Banyak pasang mata yang menatap Gabriel heran. Bagaimana tidak heran, Gabriel dengan penampilannya yang masih menggunakan seragam sekolah dan rambut yang berwarna membuat Gabriel dipandang sebelah mata. Gabriel sendiri merasa sedikit canggung saat kakinya melangkah mendekati kran untuk berwudhu.
'Pasti si tolol ini gak pernah shalat,' batin Gabriel saat berkaca disana.
Orang yang selalu menjalankan kewajibannya sebagai orang muslim, pasti memiliki kulit yang cerah alami dan wajah yang mengumbar aura positif. Tapi, itu semua tidak ada di raga Gabriel yang membuat jiwa Gladys menerka yang tidak-tidak. Walaupun kulit Gabriel cerah dan putih bersih, itu hanya terbantu oleh skincare yang dulu digunakan setiap hari.
Gabriel shalat dengan khusyuk, ia menggunakan mukena yang ada di mushola rumah sakit itu. Di setiap gerakan dan bacaan-bacaan shalat, ia merasakan getaran yang benar-benar dahsyat. Selepas shalat, Gabriel mengadahkan kedua tangannya.
"Ya Allah yang Maha Kuasa, sembuhkanlah gadis kecil itu dari penyakit yang ada, angkatlah penyakitnya, beri dia bahagia sebelum Kau ambil seperti Kau mengambil Ibunya. Berilah kelapangan hati untuknya, Ya Rabb. Kuatkanlah dia yang sedang berjuang di dalam sana, jangan Engkau ambil nyawanya. Aku berjanji kepada-Mu, aku akan menjaga gadis kecil itu semampuku, membahagiakannya, dan menjadi teman sekaligus figur Ibu yang menyayanginya." Gabriel menunduk, mengusap air mata yang sempat terjun bebas. Nafasnya tersengal-sengal, terasa sangat perih.

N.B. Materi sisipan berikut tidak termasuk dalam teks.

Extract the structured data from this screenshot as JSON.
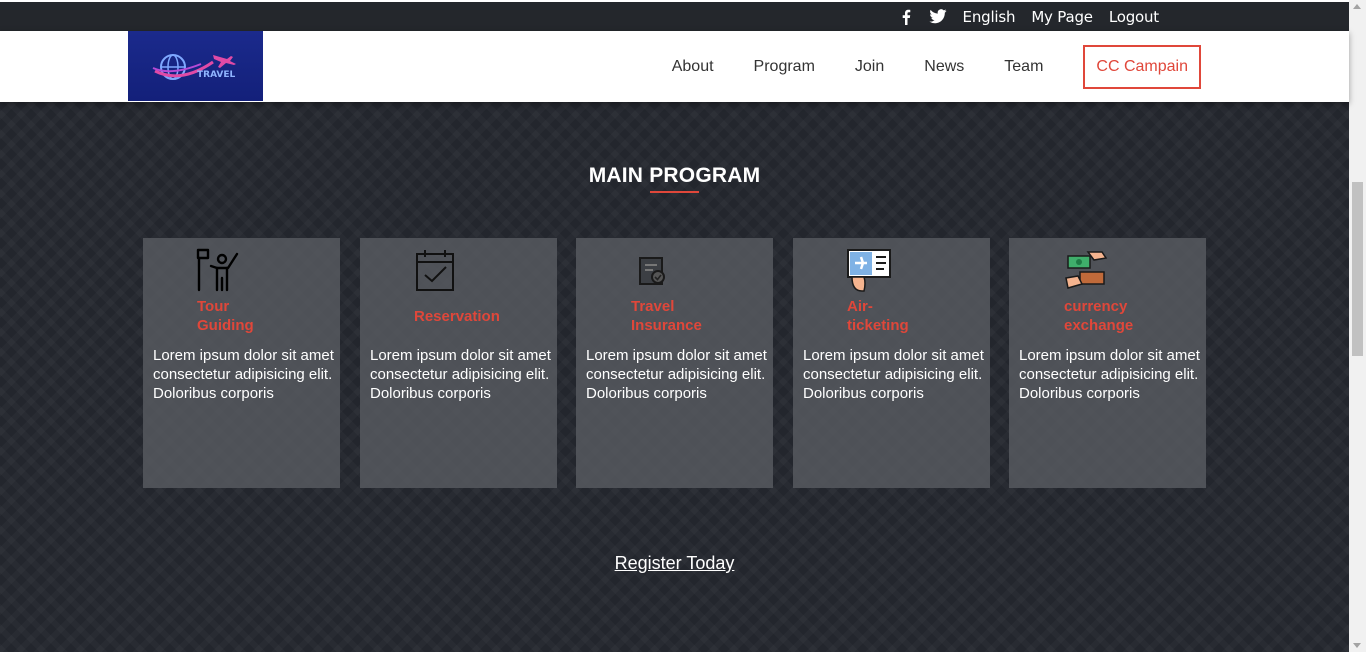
{
  "topbar": {
    "icons": [
      "facebook-icon",
      "twitter-icon"
    ],
    "links": [
      "English",
      "My Page",
      "Logout"
    ]
  },
  "navbar": {
    "logo_text": "TRAVEL",
    "menu": [
      "About",
      "Program",
      "Join",
      "News",
      "Team"
    ],
    "cta": "CC Campain"
  },
  "main": {
    "title": "MAIN PROGRAM",
    "cards": [
      {
        "icon": "tour-guide-icon",
        "title_lines": [
          "Tour",
          "Guiding"
        ],
        "text": "Lorem ipsum dolor sit amet consectetur adipisicing elit. Doloribus corporis"
      },
      {
        "icon": "calendar-check-icon",
        "title_lines": [
          "Reservation"
        ],
        "text": "Lorem ipsum dolor sit amet consectetur adipisicing elit. Doloribus corporis"
      },
      {
        "icon": "insurance-document-icon",
        "title_lines": [
          "Travel",
          "Insurance"
        ],
        "text": "Lorem ipsum dolor sit amet consectetur adipisicing elit. Doloribus corporis"
      },
      {
        "icon": "air-ticket-icon",
        "title_lines": [
          "Air-",
          "ticketing"
        ],
        "text": "Lorem ipsum dolor sit amet consectetur adipisicing elit. Doloribus corporis"
      },
      {
        "icon": "money-exchange-icon",
        "title_lines": [
          "currency",
          "exchange"
        ],
        "text": "Lorem ipsum dolor sit amet consectetur adipisicing elit. Doloribus corporis"
      }
    ],
    "register": "Register Today"
  },
  "colors": {
    "accent": "#e0473a",
    "topbar_bg": "#24272c",
    "section_bg": "#23262d",
    "card_bg": "#585b60"
  }
}
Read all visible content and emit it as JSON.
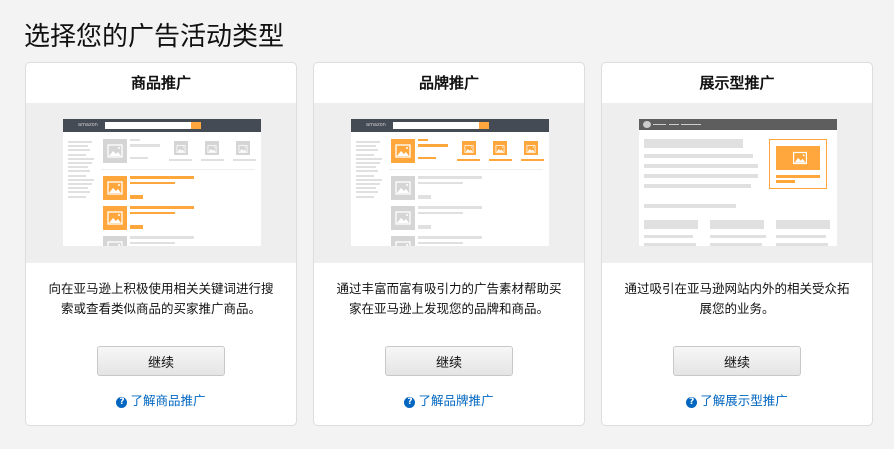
{
  "page_title": "选择您的广告活动类型",
  "cards": [
    {
      "title": "商品推广",
      "desc": "向在亚马逊上积极使用相关关键词进行搜索或查看类似商品的买家推广商品。",
      "button": "继续",
      "link": "了解商品推广",
      "logo": "amazon"
    },
    {
      "title": "品牌推广",
      "desc": "通过丰富而富有吸引力的广告素材帮助买家在亚马逊上发现您的品牌和商品。",
      "button": "继续",
      "link": "了解品牌推广",
      "logo": "amazon"
    },
    {
      "title": "展示型推广",
      "desc": "通过吸引在亚马逊网站内外的相关受众拓展您的业务。",
      "button": "继续",
      "link": "了解展示型推广"
    }
  ],
  "colors": {
    "accent": "#ffa73c",
    "link": "#0066c0",
    "header_dark": "#454b55"
  }
}
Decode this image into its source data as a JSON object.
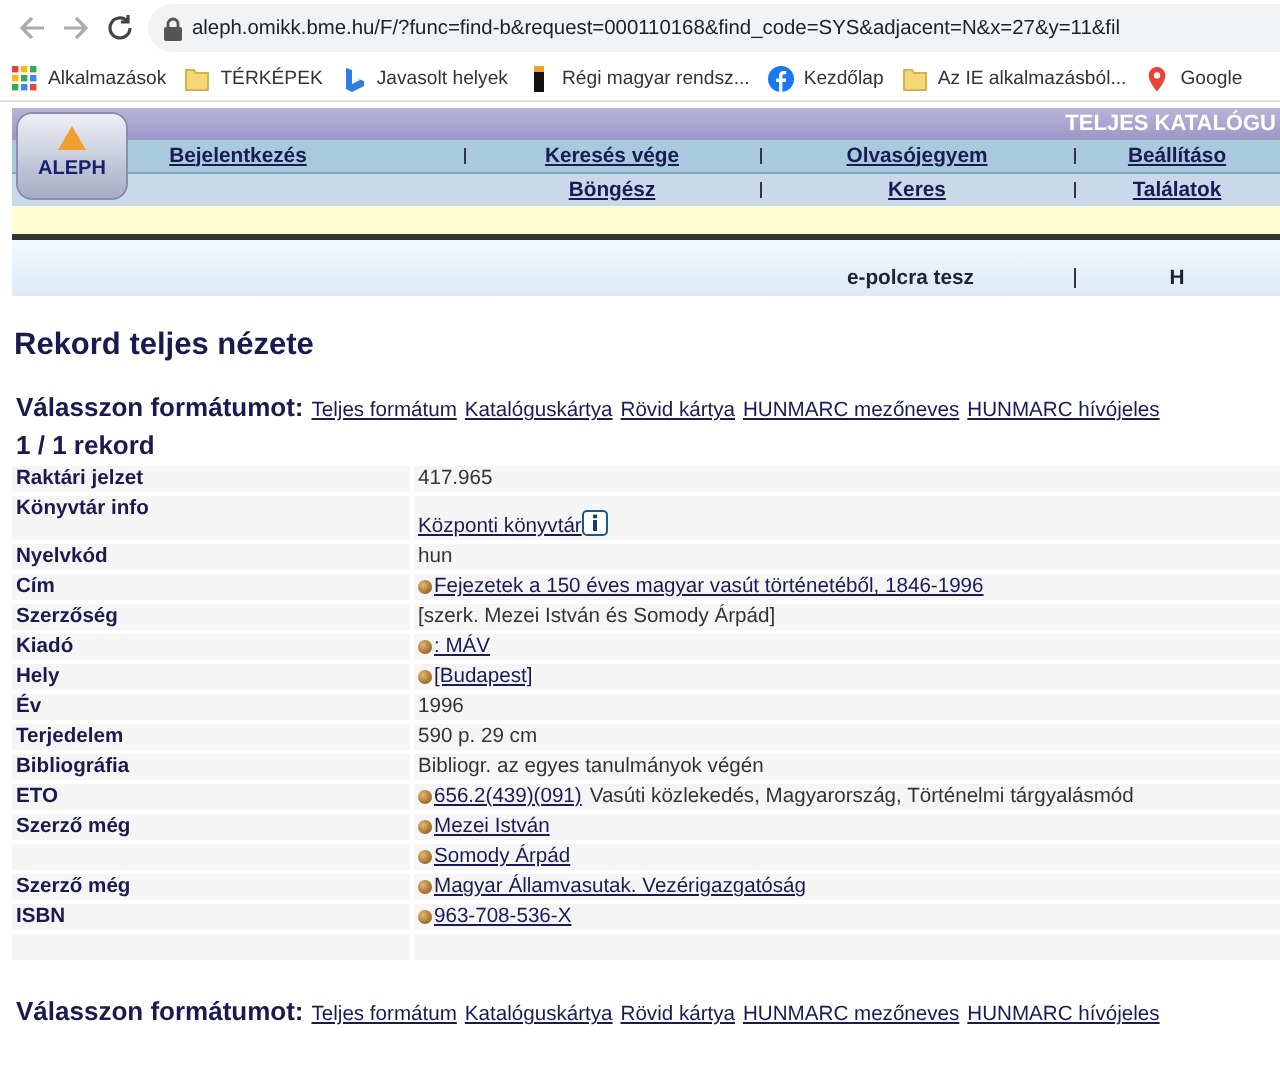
{
  "browser": {
    "url": "aleph.omikk.bme.hu/F/?func=find-b&request=000110168&find_code=SYS&adjacent=N&x=27&y=11&fil",
    "bookmarks": [
      {
        "kind": "apps",
        "label": "Alkalmazások"
      },
      {
        "kind": "folder",
        "label": "TÉRKÉPEK"
      },
      {
        "kind": "bing",
        "label": "Javasolt helyek"
      },
      {
        "kind": "bar",
        "label": "Régi magyar rendsz..."
      },
      {
        "kind": "facebook",
        "label": "Kezdőlap"
      },
      {
        "kind": "folder",
        "label": "Az IE alkalmazásból..."
      },
      {
        "kind": "pin",
        "label": "Google"
      }
    ]
  },
  "header": {
    "logo": "ALEPH",
    "banner": "TELJES KATALÓGU",
    "nav_primary": [
      "Bejelentkezés",
      "Keresés vége",
      "Olvasójegyem",
      "Beállításo"
    ],
    "nav_secondary": [
      "Böngész",
      "Keres",
      "Találatok"
    ],
    "actions": [
      "e-polcra tesz",
      "H"
    ]
  },
  "title": "Rekord teljes nézete",
  "format_selector_top": {
    "label": "Válasszon formátumot:",
    "links": [
      "Teljes formátum",
      "Katalóguskártya",
      "Rövid kártya",
      "HUNMARC mezőneves",
      "HUNMARC hívójeles"
    ]
  },
  "record_count": "1 / 1 rekord",
  "record": [
    {
      "label": "Raktári jelzet",
      "bullet": false,
      "info": false,
      "parts": [
        {
          "kind": "text",
          "text": "417.965"
        }
      ]
    },
    {
      "label": "Könyvtár info",
      "bullet": false,
      "info": true,
      "parts": [
        {
          "kind": "link",
          "text": "Központi könyvtár"
        }
      ]
    },
    {
      "label": "Nyelvkód",
      "bullet": false,
      "info": false,
      "parts": [
        {
          "kind": "text",
          "text": "hun"
        }
      ]
    },
    {
      "label": "Cím",
      "bullet": true,
      "info": false,
      "parts": [
        {
          "kind": "link",
          "text": "Fejezetek a 150 éves magyar vasút történetéből, 1846-1996"
        }
      ]
    },
    {
      "label": "Szerzőség",
      "bullet": false,
      "info": false,
      "parts": [
        {
          "kind": "text",
          "text": "[szerk. Mezei István és Somody Árpád]"
        }
      ]
    },
    {
      "label": "Kiadó",
      "bullet": true,
      "info": false,
      "parts": [
        {
          "kind": "link",
          "text": ": MÁV"
        }
      ]
    },
    {
      "label": "Hely",
      "bullet": true,
      "info": false,
      "parts": [
        {
          "kind": "link",
          "text": "[Budapest]"
        }
      ]
    },
    {
      "label": "Év",
      "bullet": false,
      "info": false,
      "parts": [
        {
          "kind": "text",
          "text": "1996"
        }
      ]
    },
    {
      "label": "Terjedelem",
      "bullet": false,
      "info": false,
      "parts": [
        {
          "kind": "text",
          "text": "590 p. 29 cm"
        }
      ]
    },
    {
      "label": "Bibliográfia",
      "bullet": false,
      "info": false,
      "parts": [
        {
          "kind": "text",
          "text": "Bibliogr. az egyes tanulmányok végén"
        }
      ]
    },
    {
      "label": "ETO",
      "bullet": true,
      "info": false,
      "parts": [
        {
          "kind": "link",
          "text": "656.2(439)(091)"
        },
        {
          "kind": "text",
          "text": "Vasúti közlekedés, Magyarország, Történelmi tárgyalásmód"
        }
      ]
    },
    {
      "label": "Szerző még",
      "bullet": true,
      "info": false,
      "parts": [
        {
          "kind": "link",
          "text": "Mezei István"
        }
      ]
    },
    {
      "bullet": true,
      "info": false,
      "parts": [
        {
          "kind": "link",
          "text": "Somody Árpád"
        }
      ]
    },
    {
      "label": "Szerző még",
      "bullet": true,
      "info": false,
      "parts": [
        {
          "kind": "link",
          "text": "Magyar Államvasutak. Vezérigazgatóság"
        }
      ]
    },
    {
      "label": "ISBN",
      "bullet": true,
      "info": false,
      "parts": [
        {
          "kind": "link",
          "text": "963-708-536-X"
        }
      ]
    }
  ],
  "format_selector_bottom": {
    "label": "Válasszon formátumot:",
    "links": [
      "Teljes formátum",
      "Katalóguskártya",
      "Rövid kártya",
      "HUNMARC mezőneves",
      "HUNMARC hívójeles"
    ]
  }
}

"Ya Allah yang Maha Pengasih lagi Maha Pemaaf, maafkanlah semua kesalahan hamba yang telah melupakan-Mu, mungkin karena itu yang membuat Engkau murka dan memberi hamba ujian yang sepadan. Hamba bukanlah orang alim yang memiliki akhlak mulia, masih membuka aurat, membantah bahkan membalas perbuatan orang tua. Sekali saja, Ya Allah... Kabulkan doa hamba untuk Bulan..."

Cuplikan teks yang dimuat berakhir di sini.